Savior Magnified, Soul Satisfied (2 Corinthians 4:16)

Soul Satisfied

Submitted by Andy McIlvain. 

2 Corinthians 4:16

As I walked in the back door of the hospital, and down the hallway to the room were my 91-year-old mother lay dying, I suddenly realized that 62 years ago she had given birth to me in this very building. I passed the small chapel in which in years past, as a nurse, I had prayed with patient’s family members as their loved ones also stood on the precipice of death and a new life.

Death is always ugly; it brings sorrow and grief. And, no matter how much we have prepared ourselves, the experience of bereavement transcends our cognitive experience.

It is said that we become fully human and adult when we touch death. The loss of our parents makes us aware that we too are part of a generation that will die.

Matthew McCullough says, in his book Remember Death: The Surprising Path to Living Hope, “ Time and death turn sweet seasons of life into painful memories of what’s been lost.” God blesses us with many brothers, sisters, fathers, and mothers — all dear loved ones whose spiritual bond with us will never be severed.

2 Corinthians states that when we die we will be absent from the body and at home with the Lord. There, though disembodied, we are at home with the Lord and friends and relatives as we await our bodily resurrection in the future. Our sorrows at the death of a parent or friend who are believers are joyful sorrows, and our rejoicing at their death is a sorrowful rejoicing.

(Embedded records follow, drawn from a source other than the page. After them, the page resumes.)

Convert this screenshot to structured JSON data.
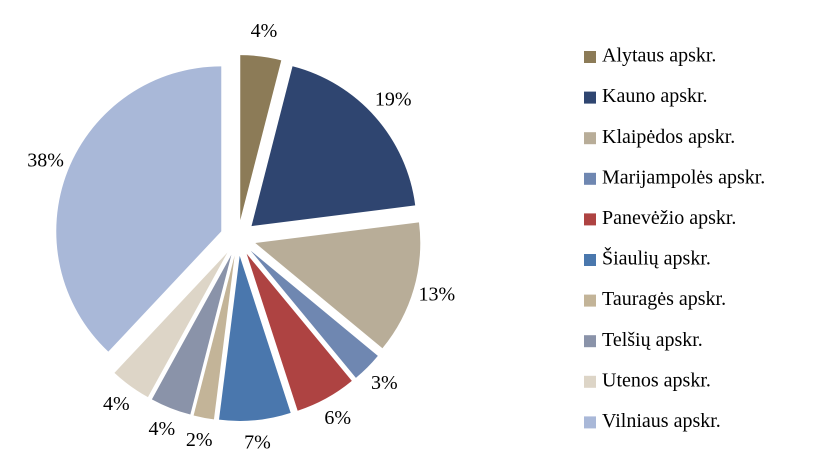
{
  "chart_data": {
    "type": "pie",
    "categories": [
      "Alytaus apskr.",
      "Kauno apskr.",
      "Klaipėdos apskr.",
      "Marijampolės apskr.",
      "Panevėžio apskr.",
      "Šiaulių apskr.",
      "Tauragės apskr.",
      "Telšių apskr.",
      "Utenos apskr.",
      "Vilniaus apskr."
    ],
    "values": [
      4,
      19,
      13,
      3,
      6,
      7,
      2,
      4,
      4,
      38
    ],
    "value_labels": [
      "4%",
      "19%",
      "13%",
      "3%",
      "6%",
      "7%",
      "2%",
      "4%",
      "4%",
      "38%"
    ],
    "colors": [
      "#8c7b57",
      "#2f4570",
      "#b8ad98",
      "#6f87b1",
      "#ae4342",
      "#4a77ad",
      "#c3b498",
      "#8a93a9",
      "#ddd5c7",
      "#a9b8d8"
    ],
    "legend": "right"
  }
}
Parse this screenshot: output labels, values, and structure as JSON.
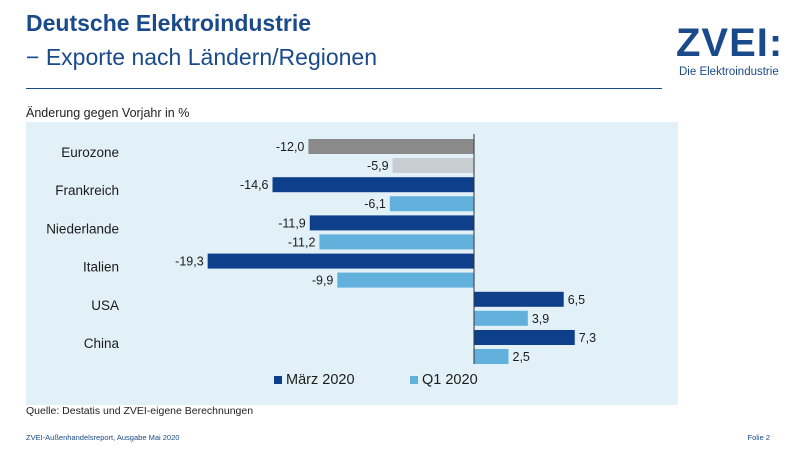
{
  "header": {
    "title": "Deutsche Elektroindustrie",
    "subtitle": "− Exporte nach Ländern/Regionen"
  },
  "logo": {
    "wordmark": "ZVEI:",
    "tagline": "Die Elektroindustrie"
  },
  "footer": {
    "source": "Quelle: Destatis und ZVEI-eigene Berechnungen",
    "report": "ZVEI-Außenhandelsreport, Ausgabe Mai 2020",
    "slide": "Folie 2"
  },
  "chart_data": {
    "type": "bar",
    "orientation": "horizontal",
    "ylabel": "Änderung gegen Vorjahr in %",
    "categories": [
      "Eurozone",
      "Frankreich",
      "Niederlande",
      "Italien",
      "USA",
      "China"
    ],
    "series": [
      {
        "name": "März 2020",
        "values": [
          -12.0,
          -14.6,
          -11.9,
          -19.3,
          6.5,
          7.3
        ],
        "labels": [
          "-12,0",
          "-14,6",
          "-11,9",
          "-19,3",
          "6,5",
          "7,3"
        ],
        "color": "#0d3f8a",
        "highlight": {
          "index": 0,
          "color": "#8a8a8a"
        }
      },
      {
        "name": "Q1 2020",
        "values": [
          -5.9,
          -6.1,
          -11.2,
          -9.9,
          3.9,
          2.5
        ],
        "labels": [
          "-5,9",
          "-6,1",
          "-11,2",
          "-9,9",
          "3,9",
          "2,5"
        ],
        "color": "#62b1dc",
        "highlight": {
          "index": 0,
          "color": "#c8cdd1"
        }
      }
    ],
    "xlim": [
      -20,
      8
    ],
    "grid": false,
    "legend": "bottom"
  }
}
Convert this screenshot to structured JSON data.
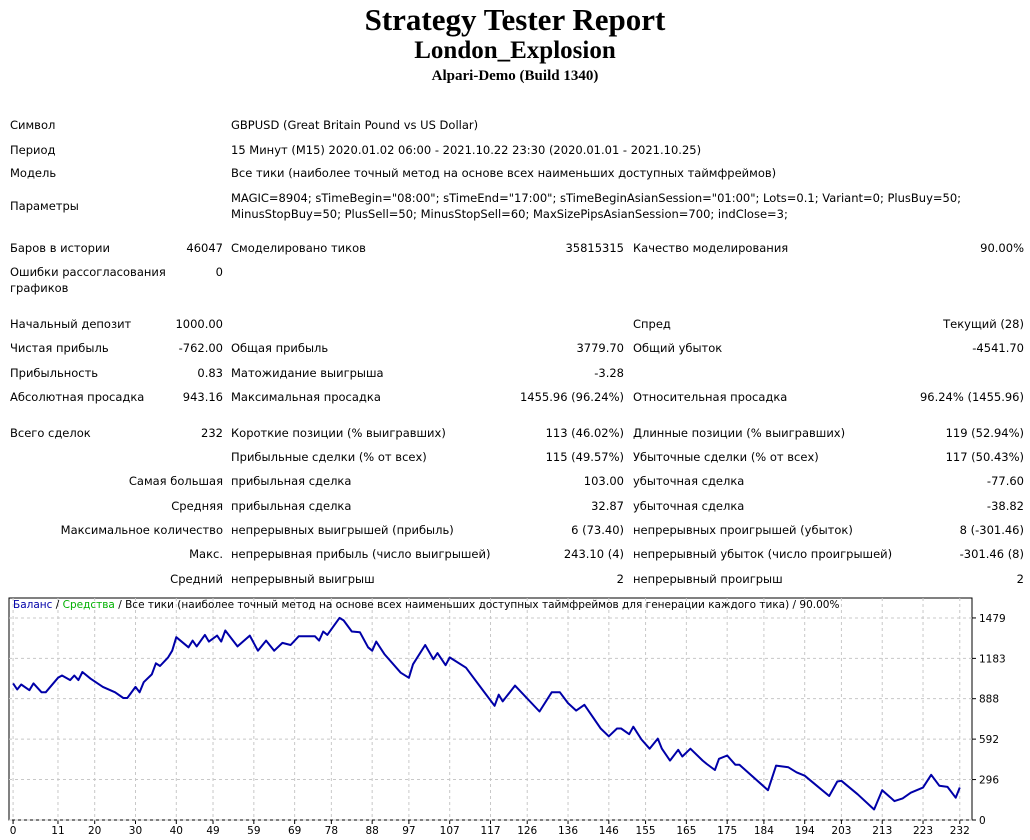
{
  "header": {
    "title": "Strategy Tester Report",
    "expert": "London_Explosion",
    "server": "Alpari-Demo (Build 1340)"
  },
  "rows": [
    {
      "cells": [
        "Символ",
        "",
        "GBPUSD (Great Britain Pound vs US Dollar)",
        "",
        "",
        ""
      ],
      "wide": true
    },
    {
      "cells": [
        "Период",
        "",
        "15 Минут (M15) 2020.01.02 06:00 - 2021.10.22 23:30 (2020.01.01 - 2021.10.25)",
        "",
        "",
        ""
      ],
      "wide": true
    },
    {
      "cells": [
        "Модель",
        "",
        "Все тики (наиболее точный метод на основе всех наименьших доступных таймфреймов)",
        "",
        "",
        ""
      ],
      "wide": true
    },
    {
      "cells": [
        "Параметры",
        "",
        "MAGIC=8904; sTimeBegin=\"08:00\"; sTimeEnd=\"17:00\"; sTimeBeginAsianSession=\"01:00\"; Lots=0.1; Variant=0; PlusBuy=50; MinusStopBuy=50; PlusSell=50; MinusStopSell=60; MaxSizePipsAsianSession=700; indClose=3;",
        "",
        "",
        ""
      ],
      "wide": true
    },
    {
      "cells": [
        "Баров в истории",
        "46047",
        "Смоделировано тиков",
        "35815315",
        "Качество моделирования",
        "90.00%"
      ]
    },
    {
      "cells": [
        "Ошибки рассогласования графиков",
        "0",
        "",
        "",
        "",
        ""
      ]
    },
    {
      "cells": [
        "Начальный депозит",
        "1000.00",
        "",
        "",
        "Спред",
        "Текущий (28)"
      ]
    },
    {
      "cells": [
        "Чистая прибыль",
        "-762.00",
        "Общая прибыль",
        "3779.70",
        "Общий убыток",
        "-4541.70"
      ]
    },
    {
      "cells": [
        "Прибыльность",
        "0.83",
        "Матожидание выигрыша",
        "-3.28",
        "",
        ""
      ]
    },
    {
      "cells": [
        "Абсолютная просадка",
        "943.16",
        "Максимальная просадка",
        "1455.96 (96.24%)",
        "Относительная просадка",
        "96.24% (1455.96)"
      ]
    },
    {
      "cells": [
        "Всего сделок",
        "232",
        "Короткие позиции (% выигравших)",
        "113 (46.02%)",
        "Длинные позиции (% выигравших)",
        "119 (52.94%)"
      ]
    },
    {
      "cells": [
        "",
        "",
        "Прибыльные сделки (% от всех)",
        "115 (49.57%)",
        "Убыточные сделки (% от всех)",
        "117 (50.43%)"
      ]
    },
    {
      "cells": [
        "",
        "Самая большая",
        "прибыльная сделка",
        "103.00",
        "убыточная сделка",
        "-77.60"
      ]
    },
    {
      "cells": [
        "",
        "Средняя",
        "прибыльная сделка",
        "32.87",
        "убыточная сделка",
        "-38.82"
      ]
    },
    {
      "cells": [
        "",
        "Максимальное количество",
        "непрерывных выигрышей (прибыль)",
        "6 (73.40)",
        "непрерывных проигрышей (убыток)",
        "8 (-301.46)"
      ]
    },
    {
      "cells": [
        "",
        "Макс.",
        "непрерывная прибыль (число выигрышей)",
        "243.10 (4)",
        "непрерывный убыток (число проигрышей)",
        "-301.46 (8)"
      ]
    },
    {
      "cells": [
        "",
        "Средний",
        "непрерывный выигрыш",
        "2",
        "непрерывный проигрыш",
        "2"
      ]
    }
  ],
  "chart_legend": {
    "balance": "Баланс",
    "sep1": " / ",
    "equity": "Средства",
    "rest": " / Все тики (наиболее точный метод на основе всех наименьших доступных таймфреймов для генерации каждого тика) / 90.00%"
  },
  "colors": {
    "balance_line": "#0000a8",
    "balance_label": "#0000a8",
    "equity_label": "#00b000",
    "grid": "#c8c8c8"
  },
  "chart_data": {
    "type": "line",
    "xlabel": "",
    "ylabel": "",
    "x_ticks": [
      0,
      11,
      20,
      30,
      40,
      49,
      59,
      69,
      78,
      88,
      97,
      107,
      117,
      126,
      136,
      146,
      155,
      165,
      175,
      184,
      194,
      203,
      213,
      223,
      232
    ],
    "y_ticks": [
      0,
      296,
      592,
      888,
      1183,
      1479
    ],
    "xlim": [
      -1,
      235
    ],
    "ylim": [
      0,
      1625
    ],
    "grid": true,
    "series": [
      {
        "name": "Баланс",
        "points": [
          [
            0,
            1000
          ],
          [
            1,
            955
          ],
          [
            2,
            992
          ],
          [
            4,
            950
          ],
          [
            5,
            1000
          ],
          [
            7,
            935
          ],
          [
            8,
            935
          ],
          [
            11,
            1041
          ],
          [
            12,
            1058
          ],
          [
            14,
            1024
          ],
          [
            15,
            1058
          ],
          [
            16,
            1024
          ],
          [
            17,
            1083
          ],
          [
            19,
            1034
          ],
          [
            22,
            974
          ],
          [
            25,
            935
          ],
          [
            27,
            893
          ],
          [
            28,
            893
          ],
          [
            30,
            974
          ],
          [
            31,
            935
          ],
          [
            32,
            1009
          ],
          [
            34,
            1066
          ],
          [
            35,
            1147
          ],
          [
            36,
            1127
          ],
          [
            38,
            1190
          ],
          [
            39,
            1239
          ],
          [
            40,
            1338
          ],
          [
            43,
            1264
          ],
          [
            44,
            1313
          ],
          [
            45,
            1271
          ],
          [
            47,
            1355
          ],
          [
            48,
            1306
          ],
          [
            50,
            1350
          ],
          [
            51,
            1306
          ],
          [
            52,
            1387
          ],
          [
            55,
            1271
          ],
          [
            58,
            1350
          ],
          [
            60,
            1239
          ],
          [
            62,
            1313
          ],
          [
            64,
            1239
          ],
          [
            66,
            1296
          ],
          [
            68,
            1281
          ],
          [
            70,
            1345
          ],
          [
            74,
            1345
          ],
          [
            75,
            1313
          ],
          [
            76,
            1380
          ],
          [
            77,
            1355
          ],
          [
            80,
            1479
          ],
          [
            81,
            1461
          ],
          [
            83,
            1380
          ],
          [
            85,
            1375
          ],
          [
            87,
            1264
          ],
          [
            88,
            1239
          ],
          [
            89,
            1306
          ],
          [
            91,
            1214
          ],
          [
            95,
            1078
          ],
          [
            97,
            1041
          ],
          [
            98,
            1140
          ],
          [
            101,
            1281
          ],
          [
            103,
            1177
          ],
          [
            104,
            1222
          ],
          [
            106,
            1133
          ],
          [
            107,
            1190
          ],
          [
            111,
            1115
          ],
          [
            115,
            955
          ],
          [
            118,
            836
          ],
          [
            119,
            917
          ],
          [
            120,
            868
          ],
          [
            123,
            984
          ],
          [
            129,
            794
          ],
          [
            132,
            935
          ],
          [
            134,
            935
          ],
          [
            136,
            856
          ],
          [
            138,
            801
          ],
          [
            140,
            843
          ],
          [
            144,
            670
          ],
          [
            146,
            613
          ],
          [
            148,
            670
          ],
          [
            149,
            670
          ],
          [
            151,
            628
          ],
          [
            152,
            683
          ],
          [
            154,
            589
          ],
          [
            156,
            522
          ],
          [
            158,
            596
          ],
          [
            159,
            522
          ],
          [
            161,
            435
          ],
          [
            163,
            514
          ],
          [
            164,
            465
          ],
          [
            166,
            522
          ],
          [
            169,
            435
          ],
          [
            170,
            410
          ],
          [
            172,
            366
          ],
          [
            173,
            448
          ],
          [
            175,
            472
          ],
          [
            177,
            405
          ],
          [
            178,
            405
          ],
          [
            185,
            218
          ],
          [
            187,
            398
          ],
          [
            190,
            386
          ],
          [
            192,
            349
          ],
          [
            194,
            324
          ],
          [
            197,
            250
          ],
          [
            200,
            176
          ],
          [
            202,
            282
          ],
          [
            203,
            287
          ],
          [
            207,
            188
          ],
          [
            211,
            77
          ],
          [
            213,
            218
          ],
          [
            216,
            138
          ],
          [
            218,
            158
          ],
          [
            220,
            200
          ],
          [
            223,
            237
          ],
          [
            225,
            331
          ],
          [
            227,
            250
          ],
          [
            229,
            242
          ],
          [
            231,
            163
          ],
          [
            232,
            238
          ]
        ]
      }
    ]
  }
}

2 Corinthians 4:16 says “Therefore we do not lose heart, but though our outer man is decaying, yet our inner man is being renewed day by day.” Life is hard for many of us having endured adversity and afflictions physically and financially and relationally. This tempts many of us to lose heart, to give up. We have human bodies that age and decay, develop aches and pains. We acquire disease that debilitates, yet the decaying of our body is not meaningless. We are renewed day by day.

Matthew McCullough goes on to say:

“Death is a biological event—the end of the heart’s beating, the lungs’ breathing, and the brain’s processing—but it is also far more. There’s no confining death to the moment at which your life ends. Its effects are everywhere. Death is not so much an event as a process with a final culmination—a siphoning process that separates us from what we love so that, in the end, everyone loses everything. But when we recognize this truth, when we acknowledge it and don’t shrink back from it, we join the path to deeper, fuller joy in the promise of a deathless world where what we love won’t ever pass away, a world promised to us by the one who is the Resurrection and the Life.”